Lors d’une vente aux enchères, organisée samedi 20 octobre à l’hôtel Drouot (Paris), un fan de Johnny Hallyday s’est offert un mégot de cigarette, fumé par la star, pour la modique somme de 250 euros. 

N’ayant pas forcément les moyens de s’offrir les lots les plus chers, Hervé a jeté son dévolu sur un mégot de Gitanes, fumé par la star, adjugé à 250 euros (319 euros avec les frais). Un mégot mis en vente avec « un paquet de Gitanes Caporal terminé », jeté en même temps par Johnny et récupéré par un fan en 1996, précise le catalogue de la vente. « Je l’ai acheté pour qu’il soit plus près de moi, il l’a tenu dans les mains, l’a fumé. C’est de l’émotion pure que j’ai achetée », a expliqué l’acquéreur au Parisien.

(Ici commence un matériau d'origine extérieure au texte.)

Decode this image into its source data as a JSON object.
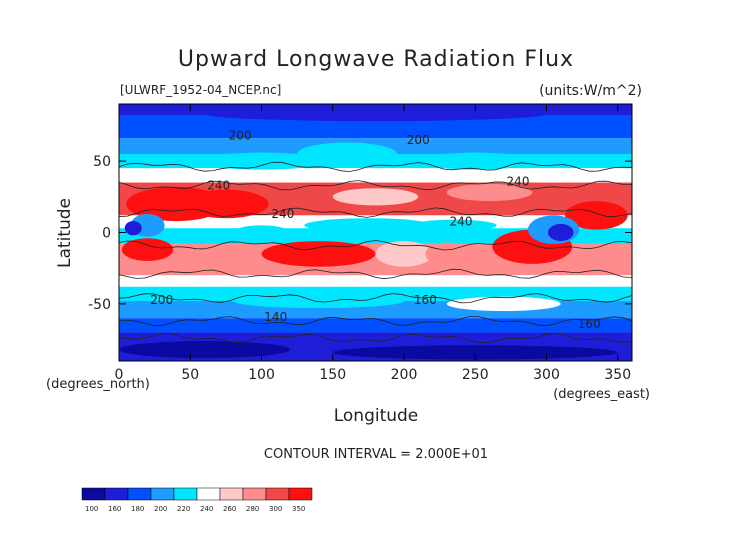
{
  "chart_data": {
    "type": "heatmap",
    "title": "Upward Longwave Radiation Flux",
    "subtitle_left": "[ULWRF_1952-04_NCEP.nc]",
    "subtitle_right": "(units:W/m^2)",
    "xlabel": "Longitude",
    "ylabel": "Latitude",
    "x_unit_note": "(degrees_east)",
    "y_unit_note": "(degrees_north)",
    "xlim": [
      0,
      360
    ],
    "ylim": [
      -90,
      90
    ],
    "x_ticks": [
      0,
      50,
      100,
      150,
      200,
      250,
      300,
      350
    ],
    "y_ticks": [
      -50,
      0,
      50
    ],
    "contour_interval_text": "CONTOUR INTERVAL = 2.000E+01",
    "contour_labels": [
      "200",
      "240",
      "240",
      "240",
      "240",
      "200",
      "200",
      "160",
      "140",
      "160"
    ],
    "colorbar": {
      "levels": [
        "100",
        "160",
        "180",
        "200",
        "220",
        "240",
        "260",
        "280",
        "300",
        "350"
      ],
      "colors": [
        "#0a0aa0",
        "#1e1ed8",
        "#0050ff",
        "#1e9bff",
        "#00e6ff",
        "#ffffff",
        "#ffc8c8",
        "#ff8c8c",
        "#f04848",
        "#ff1010"
      ]
    },
    "grid": false
  }
}
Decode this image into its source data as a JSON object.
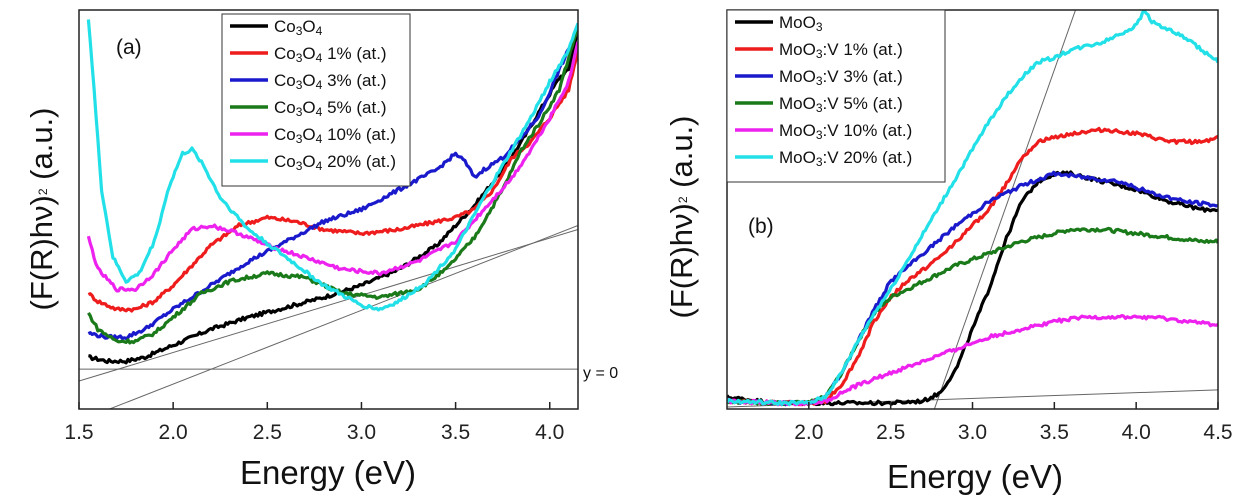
{
  "chart_data": [
    {
      "type": "line",
      "panel_label": "(a)",
      "xlabel": "Energy (eV)",
      "ylabel": "(F(R)hν)",
      "ylabel_sup": "2",
      "ylabel_unit": " (a.u.)",
      "xlim": [
        1.5,
        4.15
      ],
      "ylim": [
        0,
        100
      ],
      "xticks": [
        "1.5",
        "2.0",
        "2.5",
        "3.0",
        "3.5",
        "4.0"
      ],
      "legend_position": "top-right",
      "annotations": [
        {
          "text": "y = 0",
          "y": 10
        }
      ],
      "reference_lines": [
        {
          "x": [
            1.5,
            4.15
          ],
          "y": [
            10,
            10
          ]
        },
        {
          "x": [
            1.5,
            4.15
          ],
          "y": [
            7,
            45
          ]
        },
        {
          "x": [
            1.5,
            4.15
          ],
          "y": [
            -3,
            46
          ]
        }
      ],
      "series": [
        {
          "name": "Co",
          "sub": "3",
          "name2": "O",
          "sub2": "4",
          "suffix": "",
          "color": "#000000",
          "x": [
            1.55,
            1.65,
            1.75,
            1.85,
            2.0,
            2.2,
            2.4,
            2.6,
            2.8,
            3.0,
            3.2,
            3.4,
            3.6,
            3.75,
            3.85,
            3.95,
            4.05,
            4.1,
            4.15
          ],
          "y": [
            13,
            12,
            12,
            13,
            16,
            20,
            23,
            25.5,
            28,
            31,
            35,
            41,
            51,
            60,
            67,
            75,
            83,
            85,
            95
          ]
        },
        {
          "name": "Co",
          "sub": "3",
          "name2": "O",
          "sub2": "4",
          "suffix": " 1% (at.)",
          "color": "#ee1c1c",
          "x": [
            1.55,
            1.6,
            1.7,
            1.8,
            1.9,
            2.0,
            2.1,
            2.2,
            2.35,
            2.5,
            2.65,
            2.8,
            3.0,
            3.2,
            3.4,
            3.5,
            3.6,
            3.7,
            3.8,
            3.9,
            4.0,
            4.1,
            4.15
          ],
          "y": [
            29,
            27,
            25,
            25,
            27,
            31,
            36,
            41,
            46,
            48,
            47,
            45,
            44,
            45,
            47,
            48,
            50,
            55,
            63,
            67,
            73,
            80,
            90
          ]
        },
        {
          "name": "Co",
          "sub": "3",
          "name2": "O",
          "sub2": "4",
          "suffix": " 3% (at.)",
          "color": "#1a1acc",
          "x": [
            1.55,
            1.65,
            1.75,
            1.85,
            2.0,
            2.2,
            2.4,
            2.6,
            2.8,
            3.0,
            3.2,
            3.4,
            3.5,
            3.55,
            3.6,
            3.65,
            3.75,
            3.85,
            3.95,
            4.05,
            4.1,
            4.15
          ],
          "y": [
            19,
            18,
            18,
            20,
            25,
            31,
            37,
            42,
            47,
            50,
            55,
            60,
            64,
            62,
            58,
            60,
            63,
            68,
            74,
            85,
            90,
            95
          ]
        },
        {
          "name": "Co",
          "sub": "3",
          "name2": "O",
          "sub2": "4",
          "suffix": " 5% (at.)",
          "color": "#1a7a1a",
          "x": [
            1.55,
            1.6,
            1.7,
            1.8,
            1.9,
            2.0,
            2.15,
            2.3,
            2.5,
            2.7,
            2.9,
            3.1,
            3.3,
            3.45,
            3.6,
            3.75,
            3.85,
            3.95,
            4.05,
            4.1,
            4.15
          ],
          "y": [
            24,
            20,
            17,
            17,
            19,
            23,
            29,
            32,
            34,
            33,
            29,
            28,
            30,
            35,
            43,
            55,
            65,
            72,
            80,
            88,
            96
          ]
        },
        {
          "name": "Co",
          "sub": "3",
          "name2": "O",
          "sub2": "4",
          "suffix": " 10% (at.)",
          "color": "#ee22ee",
          "x": [
            1.55,
            1.6,
            1.7,
            1.8,
            1.9,
            2.0,
            2.1,
            2.2,
            2.35,
            2.5,
            2.7,
            2.9,
            3.1,
            3.3,
            3.5,
            3.65,
            3.8,
            3.9,
            4.0,
            4.1,
            4.15
          ],
          "y": [
            43,
            35,
            30,
            30,
            34,
            40,
            45,
            46,
            44,
            41,
            38,
            35,
            34,
            37,
            42,
            50,
            58,
            65,
            73,
            82,
            92
          ]
        },
        {
          "name": "Co",
          "sub": "3",
          "name2": "O",
          "sub2": "4",
          "suffix": " 20% (at.)",
          "color": "#22e0e8",
          "x": [
            1.55,
            1.58,
            1.62,
            1.68,
            1.75,
            1.82,
            1.9,
            1.98,
            2.05,
            2.1,
            2.15,
            2.25,
            2.4,
            2.6,
            2.8,
            3.0,
            3.1,
            3.2,
            3.35,
            3.5,
            3.65,
            3.8,
            3.9,
            4.0,
            4.1,
            4.15
          ],
          "y": [
            98,
            80,
            55,
            38,
            32,
            34,
            42,
            56,
            64,
            65,
            62,
            53,
            45,
            38,
            31,
            26,
            25,
            27,
            32,
            40,
            53,
            65,
            73,
            82,
            90,
            97
          ]
        }
      ]
    },
    {
      "type": "line",
      "panel_label": "(b)",
      "xlabel": "Energy (eV)",
      "ylabel": "(F(R)hν)",
      "ylabel_sup": "2",
      "ylabel_unit": " (a.u.)",
      "xlim": [
        1.5,
        4.5
      ],
      "ylim": [
        0,
        100
      ],
      "xticks": [
        "2.0",
        "2.5",
        "3.0",
        "3.5",
        "4.0",
        "4.5"
      ],
      "legend_position": "top-left",
      "reference_lines": [
        {
          "x": [
            1.5,
            4.5
          ],
          "y": [
            0.5,
            4.8
          ]
        },
        {
          "x": [
            2.75,
            3.75
          ],
          "y": [
            -2,
            114
          ]
        }
      ],
      "series": [
        {
          "name": "MoO",
          "sub": "3",
          "name2": "",
          "sub2": "",
          "suffix": "",
          "color": "#000000",
          "x": [
            1.5,
            1.8,
            2.0,
            2.2,
            2.5,
            2.7,
            2.8,
            2.9,
            3.0,
            3.1,
            3.2,
            3.3,
            3.4,
            3.5,
            3.6,
            3.8,
            4.0,
            4.2,
            4.4,
            4.5
          ],
          "y": [
            3,
            1.5,
            1.5,
            1.5,
            1.5,
            2,
            4,
            10,
            20,
            30,
            42,
            52,
            57,
            59,
            59,
            57,
            55,
            52,
            50,
            50
          ]
        },
        {
          "name": "MoO",
          "sub": "3",
          "name2": ":V",
          "sub2": "",
          "suffix": " 1% (at.)",
          "color": "#ee1c1c",
          "x": [
            1.5,
            1.8,
            2.0,
            2.1,
            2.2,
            2.3,
            2.4,
            2.5,
            2.6,
            2.7,
            2.8,
            2.9,
            3.0,
            3.1,
            3.2,
            3.3,
            3.4,
            3.5,
            3.6,
            3.8,
            4.0,
            4.2,
            4.4,
            4.5
          ],
          "y": [
            2,
            1.5,
            1.5,
            2,
            6,
            13,
            22,
            28,
            32,
            35,
            38,
            42,
            46,
            50,
            56,
            63,
            67,
            68,
            69,
            70,
            69,
            67,
            67,
            68
          ]
        },
        {
          "name": "MoO",
          "sub": "3",
          "name2": ":V",
          "sub2": "",
          "suffix": " 3% (at.)",
          "color": "#1a1acc",
          "x": [
            1.5,
            1.8,
            2.0,
            2.1,
            2.2,
            2.3,
            2.4,
            2.5,
            2.7,
            2.9,
            3.1,
            3.3,
            3.5,
            3.7,
            3.9,
            4.1,
            4.3,
            4.5
          ],
          "y": [
            2,
            1.5,
            1.5,
            3,
            9,
            17,
            25,
            32,
            39,
            46,
            52,
            56,
            59,
            58,
            57,
            54,
            52,
            51
          ]
        },
        {
          "name": "MoO",
          "sub": "3",
          "name2": ":V",
          "sub2": "",
          "suffix": " 5% (at.)",
          "color": "#1a7a1a",
          "x": [
            1.5,
            1.8,
            2.0,
            2.1,
            2.2,
            2.3,
            2.4,
            2.5,
            2.7,
            2.9,
            3.1,
            3.3,
            3.5,
            3.6,
            3.8,
            4.0,
            4.2,
            4.4,
            4.5
          ],
          "y": [
            2,
            1.5,
            1.5,
            3,
            9,
            17,
            24,
            28,
            32,
            36,
            39,
            42,
            44,
            45,
            45,
            44,
            43,
            42,
            42
          ]
        },
        {
          "name": "MoO",
          "sub": "3",
          "name2": ":V",
          "sub2": "",
          "suffix": " 10% (at.)",
          "color": "#ee22ee",
          "x": [
            1.5,
            1.8,
            2.0,
            2.1,
            2.2,
            2.3,
            2.5,
            2.7,
            2.9,
            3.1,
            3.3,
            3.5,
            3.7,
            3.9,
            4.1,
            4.3,
            4.5
          ],
          "y": [
            2,
            1.5,
            1.5,
            2,
            4,
            6,
            9,
            12,
            15,
            18,
            20,
            22,
            23,
            23,
            23,
            22,
            21
          ]
        },
        {
          "name": "MoO",
          "sub": "3",
          "name2": ":V",
          "sub2": "",
          "suffix": " 20% (at.)",
          "color": "#22e0e8",
          "x": [
            1.5,
            1.8,
            2.0,
            2.1,
            2.2,
            2.3,
            2.4,
            2.5,
            2.6,
            2.8,
            3.0,
            3.1,
            3.2,
            3.3,
            3.4,
            3.5,
            3.6,
            3.7,
            3.8,
            3.9,
            4.0,
            4.05,
            4.1,
            4.2,
            4.3,
            4.4,
            4.5
          ],
          "y": [
            2,
            1.5,
            1.5,
            3,
            9,
            17,
            24,
            30,
            37,
            51,
            65,
            72,
            78,
            83,
            87,
            88,
            90,
            91,
            92,
            94,
            96,
            100,
            97,
            95,
            93,
            90,
            87
          ]
        }
      ]
    }
  ]
}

Comme quoi un mégot peut connaître une seconde vie, n’en déplaise à nos gouvernants toujours prompts à taxer …

Oct 092018
 

Il aura fallu l’inquiétante prolifération des rats pour que la Ville de Paris change de fusil d’épaule …

Autour du Parvis de Notre-Dame et des jardins voisins, une vingtaine de poubelles est en cours d’expérimentation depuis le 11 octobre. Un modèle carré, fermé par plaques en plexiglas en métal ouvragé afin d’empêcher les rats, attirés par les déchets alimentaires, de déchirer les sacs plastique des corbeilles. Et ça ne manque pas dans cette zone touristique.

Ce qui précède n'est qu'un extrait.